The problem is that Central and East Java are the only provinces that have so far been surveyed as the most suitable areas for sugarcane crops. But the possibility of expanding sugarcane acreage in these provinces is very low due to the small margin that accrues to farmers and the increasing conversion of farmland to industrial uses.

As most of the land suitable for sugarcane crops is owned by smallholders, who are, after all, not obliged to grow that crop, it is well-nigh impossible to attract private investment to this industry. Small wonder that most of the 45 state-owned sugar refineries in the two provinces, which were built by Dutch colonial companies hundreds of years ago, have not been rehabilitated. Yet more discouraging is that most of the sugarcane estates opened in Sumatra, Sulawesi and Kalimantan in the 1980s have failed due either to inadequate soil surveys or lack of trained laborers and financing.

The high tariff policy therefore should be supplemented by a national sugar policy covering such measures as pricing, credit financing and the development of business relations between growers and refineries.
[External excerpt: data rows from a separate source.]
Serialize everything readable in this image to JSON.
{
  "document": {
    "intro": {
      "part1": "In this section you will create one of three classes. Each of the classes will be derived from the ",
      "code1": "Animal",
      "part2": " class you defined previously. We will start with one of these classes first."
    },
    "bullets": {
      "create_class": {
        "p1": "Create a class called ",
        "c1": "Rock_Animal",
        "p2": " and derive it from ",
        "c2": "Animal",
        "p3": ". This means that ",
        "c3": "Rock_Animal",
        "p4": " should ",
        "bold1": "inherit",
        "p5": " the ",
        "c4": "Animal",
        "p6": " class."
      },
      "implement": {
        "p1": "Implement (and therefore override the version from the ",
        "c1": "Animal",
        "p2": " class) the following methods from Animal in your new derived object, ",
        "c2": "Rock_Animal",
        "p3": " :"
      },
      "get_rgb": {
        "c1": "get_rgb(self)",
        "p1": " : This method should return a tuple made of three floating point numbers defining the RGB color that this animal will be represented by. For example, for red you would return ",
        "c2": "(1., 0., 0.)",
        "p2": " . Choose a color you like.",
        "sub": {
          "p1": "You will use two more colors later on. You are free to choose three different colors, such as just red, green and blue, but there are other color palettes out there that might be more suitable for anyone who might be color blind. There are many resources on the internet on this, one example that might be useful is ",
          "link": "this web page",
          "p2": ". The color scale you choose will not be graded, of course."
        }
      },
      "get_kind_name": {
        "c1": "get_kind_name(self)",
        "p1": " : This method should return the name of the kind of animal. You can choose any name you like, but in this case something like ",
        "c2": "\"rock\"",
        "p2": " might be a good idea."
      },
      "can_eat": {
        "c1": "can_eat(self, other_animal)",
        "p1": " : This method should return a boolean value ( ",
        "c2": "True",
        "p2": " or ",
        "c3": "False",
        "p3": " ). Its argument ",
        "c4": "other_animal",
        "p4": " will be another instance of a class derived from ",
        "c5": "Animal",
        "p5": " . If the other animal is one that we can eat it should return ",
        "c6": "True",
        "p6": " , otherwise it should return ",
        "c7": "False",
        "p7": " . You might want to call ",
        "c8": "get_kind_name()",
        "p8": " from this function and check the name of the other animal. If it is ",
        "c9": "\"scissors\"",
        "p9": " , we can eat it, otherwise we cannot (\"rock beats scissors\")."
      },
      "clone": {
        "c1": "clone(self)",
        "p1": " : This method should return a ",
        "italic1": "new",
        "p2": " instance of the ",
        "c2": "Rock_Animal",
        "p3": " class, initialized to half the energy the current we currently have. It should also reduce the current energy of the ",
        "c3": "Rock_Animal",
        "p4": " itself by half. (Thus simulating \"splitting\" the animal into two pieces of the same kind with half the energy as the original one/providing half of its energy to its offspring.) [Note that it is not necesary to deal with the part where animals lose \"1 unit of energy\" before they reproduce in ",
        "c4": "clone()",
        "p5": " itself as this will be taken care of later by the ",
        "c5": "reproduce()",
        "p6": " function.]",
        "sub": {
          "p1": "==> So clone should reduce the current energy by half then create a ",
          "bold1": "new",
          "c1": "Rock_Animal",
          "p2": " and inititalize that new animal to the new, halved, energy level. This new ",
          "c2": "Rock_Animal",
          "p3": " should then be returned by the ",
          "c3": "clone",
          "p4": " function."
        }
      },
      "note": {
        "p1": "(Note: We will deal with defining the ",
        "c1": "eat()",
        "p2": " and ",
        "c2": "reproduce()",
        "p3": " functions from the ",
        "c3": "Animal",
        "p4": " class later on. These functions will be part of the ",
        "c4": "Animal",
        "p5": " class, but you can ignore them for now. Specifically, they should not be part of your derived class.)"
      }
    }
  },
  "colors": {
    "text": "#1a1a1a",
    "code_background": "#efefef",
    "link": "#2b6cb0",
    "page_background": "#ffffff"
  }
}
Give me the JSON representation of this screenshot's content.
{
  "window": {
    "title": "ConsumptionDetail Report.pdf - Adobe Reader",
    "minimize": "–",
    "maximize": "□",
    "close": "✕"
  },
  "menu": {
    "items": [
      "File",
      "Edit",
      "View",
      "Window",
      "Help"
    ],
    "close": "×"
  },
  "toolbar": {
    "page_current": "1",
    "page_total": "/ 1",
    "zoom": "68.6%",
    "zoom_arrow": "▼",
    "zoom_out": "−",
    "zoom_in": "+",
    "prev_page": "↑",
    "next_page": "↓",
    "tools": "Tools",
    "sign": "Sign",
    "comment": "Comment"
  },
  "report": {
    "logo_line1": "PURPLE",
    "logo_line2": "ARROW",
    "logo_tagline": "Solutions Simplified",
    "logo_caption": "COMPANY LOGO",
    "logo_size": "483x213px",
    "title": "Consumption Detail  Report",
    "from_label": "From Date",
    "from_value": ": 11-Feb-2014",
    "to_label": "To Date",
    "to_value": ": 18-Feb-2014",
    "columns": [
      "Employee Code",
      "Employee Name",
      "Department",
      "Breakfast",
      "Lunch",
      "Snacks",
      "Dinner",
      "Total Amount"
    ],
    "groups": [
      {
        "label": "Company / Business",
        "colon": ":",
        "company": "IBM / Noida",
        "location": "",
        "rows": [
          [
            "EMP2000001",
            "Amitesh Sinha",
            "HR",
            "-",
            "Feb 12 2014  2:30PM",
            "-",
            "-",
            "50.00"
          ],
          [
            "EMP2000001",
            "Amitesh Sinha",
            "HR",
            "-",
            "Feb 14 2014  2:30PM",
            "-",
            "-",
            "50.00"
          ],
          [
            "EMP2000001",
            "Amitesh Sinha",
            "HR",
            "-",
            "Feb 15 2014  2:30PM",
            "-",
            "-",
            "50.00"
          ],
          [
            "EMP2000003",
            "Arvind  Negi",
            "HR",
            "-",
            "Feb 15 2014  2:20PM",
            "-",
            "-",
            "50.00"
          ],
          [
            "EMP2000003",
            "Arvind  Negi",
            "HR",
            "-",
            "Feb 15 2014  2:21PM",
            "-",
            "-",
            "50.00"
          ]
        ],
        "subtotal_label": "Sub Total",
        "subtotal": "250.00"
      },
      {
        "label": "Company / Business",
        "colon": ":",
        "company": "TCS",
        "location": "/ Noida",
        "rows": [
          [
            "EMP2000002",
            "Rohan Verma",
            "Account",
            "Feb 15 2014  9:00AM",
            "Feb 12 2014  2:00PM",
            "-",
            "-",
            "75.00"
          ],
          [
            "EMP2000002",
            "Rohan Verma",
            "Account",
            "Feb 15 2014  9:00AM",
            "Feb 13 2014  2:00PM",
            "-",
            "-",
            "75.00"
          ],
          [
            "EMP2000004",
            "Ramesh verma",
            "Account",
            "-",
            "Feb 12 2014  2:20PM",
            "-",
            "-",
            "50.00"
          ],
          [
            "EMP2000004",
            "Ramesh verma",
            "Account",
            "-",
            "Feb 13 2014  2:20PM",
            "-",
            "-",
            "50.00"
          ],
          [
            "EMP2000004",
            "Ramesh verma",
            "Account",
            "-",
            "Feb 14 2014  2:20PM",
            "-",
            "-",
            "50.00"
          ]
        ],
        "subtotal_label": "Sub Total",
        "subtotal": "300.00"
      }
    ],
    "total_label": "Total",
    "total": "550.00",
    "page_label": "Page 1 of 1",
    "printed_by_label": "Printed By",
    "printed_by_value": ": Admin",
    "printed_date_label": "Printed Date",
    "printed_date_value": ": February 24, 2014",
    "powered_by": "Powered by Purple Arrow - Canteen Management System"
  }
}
And this policy should be translated into a production development program encompassing research and development to create new high-yield varieties for irrigated and rain-fed land, extension services to farmers and reliable soil surveys in provinces outside Java to find new areas suitable for sugarcane.

However, large private investment cannot be expected to finance sugarcane acreage expansion, given the land limitations in Java -- currently the largest sugar producer -- where sugarcane has to compete with rice and other crops -- and in view of the still unfavorable economic, social and political environment for large plantations outside Java.

There should therefore be a national policy decision to allocate more public sector resources to development of the sugar industry, at least until the overall condition is favorable for private investors to come in. Most important too is that there should be a political consensus that we should be willing to pay more for sugar to decrease our reliance on imports and vulnerability to international price fluctuations.